Lookup & reference
How to Use INDEX MATCH in Excel (Look Left and Right)
INDEX/MATCH is the lookup combo power users prefer over VLOOKUP. MATCH finds the position of a value, and INDEX returns whatever sits at that position in another column.
Unlike VLOOKUP, it can look to the left, does not break when you insert columns, and is built from two simple functions. This guide shows the core pattern and a two-way lookup.
INDEX/MATCH syntax
=INDEX(return_range, MATCH(lookup_value, lookup_range, 0)) | Argument | Required | What it does |
|---|---|---|
return_range | Required | The column (or row) you want a value FROM. |
lookup_value | Required | The value you are searching for. |
lookup_range | Required | The column to search in. It must be the same height as return_range. |
match_type | Optional | Use 0 for an exact match. 1 or -1 do approximate matches on sorted data. |
Note: INDEX/MATCH can return a column to the left of the lookup column, the main thing VLOOKUP cannot do. Works the same in Google Sheets.
Examples
Real, copy-paste-ready formulas.
1. Standard lookup
=INDEX(C2:C100, MATCH(E2, A2:A100, 0)) MATCH finds the row of E2 inside A2:A100, then INDEX returns the value at that row in C2:C100. The 0 forces an exact match.
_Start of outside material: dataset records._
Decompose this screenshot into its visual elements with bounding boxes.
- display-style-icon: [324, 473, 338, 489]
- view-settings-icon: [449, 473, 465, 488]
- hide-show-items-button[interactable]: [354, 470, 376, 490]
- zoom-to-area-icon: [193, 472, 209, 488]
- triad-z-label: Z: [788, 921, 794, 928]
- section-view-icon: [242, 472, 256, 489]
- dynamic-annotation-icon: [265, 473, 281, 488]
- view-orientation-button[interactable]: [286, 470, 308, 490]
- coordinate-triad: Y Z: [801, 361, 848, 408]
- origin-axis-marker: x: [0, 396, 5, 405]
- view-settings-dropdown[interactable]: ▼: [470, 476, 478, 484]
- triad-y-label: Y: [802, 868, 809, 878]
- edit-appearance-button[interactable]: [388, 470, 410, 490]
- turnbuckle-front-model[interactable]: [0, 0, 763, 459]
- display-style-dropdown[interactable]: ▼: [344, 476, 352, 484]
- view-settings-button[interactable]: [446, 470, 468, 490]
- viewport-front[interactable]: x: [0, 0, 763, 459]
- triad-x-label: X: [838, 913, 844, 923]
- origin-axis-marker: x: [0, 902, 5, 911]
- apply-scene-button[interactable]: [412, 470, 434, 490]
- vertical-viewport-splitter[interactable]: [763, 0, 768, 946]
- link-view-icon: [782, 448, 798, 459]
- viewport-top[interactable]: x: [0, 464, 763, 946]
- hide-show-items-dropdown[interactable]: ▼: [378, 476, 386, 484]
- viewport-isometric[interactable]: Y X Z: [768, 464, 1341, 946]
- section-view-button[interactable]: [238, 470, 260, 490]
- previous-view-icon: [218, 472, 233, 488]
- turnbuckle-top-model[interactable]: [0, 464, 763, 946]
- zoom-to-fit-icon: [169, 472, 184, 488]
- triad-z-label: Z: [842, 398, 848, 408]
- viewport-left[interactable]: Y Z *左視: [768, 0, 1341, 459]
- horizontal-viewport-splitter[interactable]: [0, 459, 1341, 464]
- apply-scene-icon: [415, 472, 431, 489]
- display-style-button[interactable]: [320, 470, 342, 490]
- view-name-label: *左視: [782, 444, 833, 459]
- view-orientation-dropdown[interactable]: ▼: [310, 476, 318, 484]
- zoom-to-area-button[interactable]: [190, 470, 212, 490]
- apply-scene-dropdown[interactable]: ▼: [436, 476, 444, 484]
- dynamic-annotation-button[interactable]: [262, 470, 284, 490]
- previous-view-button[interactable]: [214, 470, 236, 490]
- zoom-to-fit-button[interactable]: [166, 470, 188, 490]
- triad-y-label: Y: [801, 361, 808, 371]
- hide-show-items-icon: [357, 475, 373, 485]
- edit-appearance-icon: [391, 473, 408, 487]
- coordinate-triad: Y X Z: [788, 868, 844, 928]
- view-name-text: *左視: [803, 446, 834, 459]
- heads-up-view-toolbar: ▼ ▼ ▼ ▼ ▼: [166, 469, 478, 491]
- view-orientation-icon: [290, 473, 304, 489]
2. Look to the LEFT (impossible with VLOOKUP)
=INDEX(A2:A100, MATCH(E2, C2:C100, 0)) Because the return range and lookup range are independent, INDEX/MATCH happily returns column A even though we searched column C.
3. Two-way lookup (row and column)
=INDEX(B2:M100, MATCH(E2, A2:A100, 0), MATCH(F1, B1:M1, 0)) A second MATCH supplies the column number, so INDEX pulls the cell at the intersection of the matched row and matched column.
How to write INDEX/MATCH step by step
- 1
Click the result cell and type =INDEX(
- 2
Select the range you want a value FROM (the return column), then a comma.
- 3
Type MATCH( then click the value you are searching for, and a comma.
- 4
Select the column to search in, type a comma, then 0 and a closing bracket ) for MATCH.
- 5
Close the INDEX bracket ) and press Enter.
Common errors and fixes
| Error | Why it happens | How to fix it |
|---|---|---|
#N/A | MATCH did not find the lookup value, often extra spaces or a number stored as text. | Use exact match (0), clean values with TRIM(), and confirm both sides are the same data type. Wrap in IFERROR for a friendly fallback. |
#REF! | MATCH returns a position outside the return_range, usually because the two ranges are different heights. | Make return_range and lookup_range start on the same row and have the same number of rows. |
Wrong value returned | The return range and lookup range begin on different rows, so positions are offset. | Align both ranges to the same start row, e.g. both from row 2. |
#VALUE! | match_type is invalid or an argument is malformed. | Use 0 for an exact match and check the brackets and commas are balanced. |
Frequently asked questions
Why use INDEX MATCH instead of VLOOKUP?
INDEX/MATCH can look left as well as right, does not break when you insert or delete columns, and can be faster on large sheets because it scans only the two columns it needs.
Does INDEX MATCH work in Google Sheets?
Yes. INDEX and MATCH work identically in Google Sheets, including the two-way lookup with a second MATCH.
Is INDEX MATCH faster than VLOOKUP?
On large workbooks it can be, because it only references the lookup column and the return column rather than the whole table. For small ranges the difference is negligible.
Should I use INDEX MATCH or XLOOKUP?
If you have Microsoft 365 or Excel 2021+, XLOOKUP is simpler and does the same job. INDEX/MATCH is the best choice in older Excel versions that lack XLOOKUP.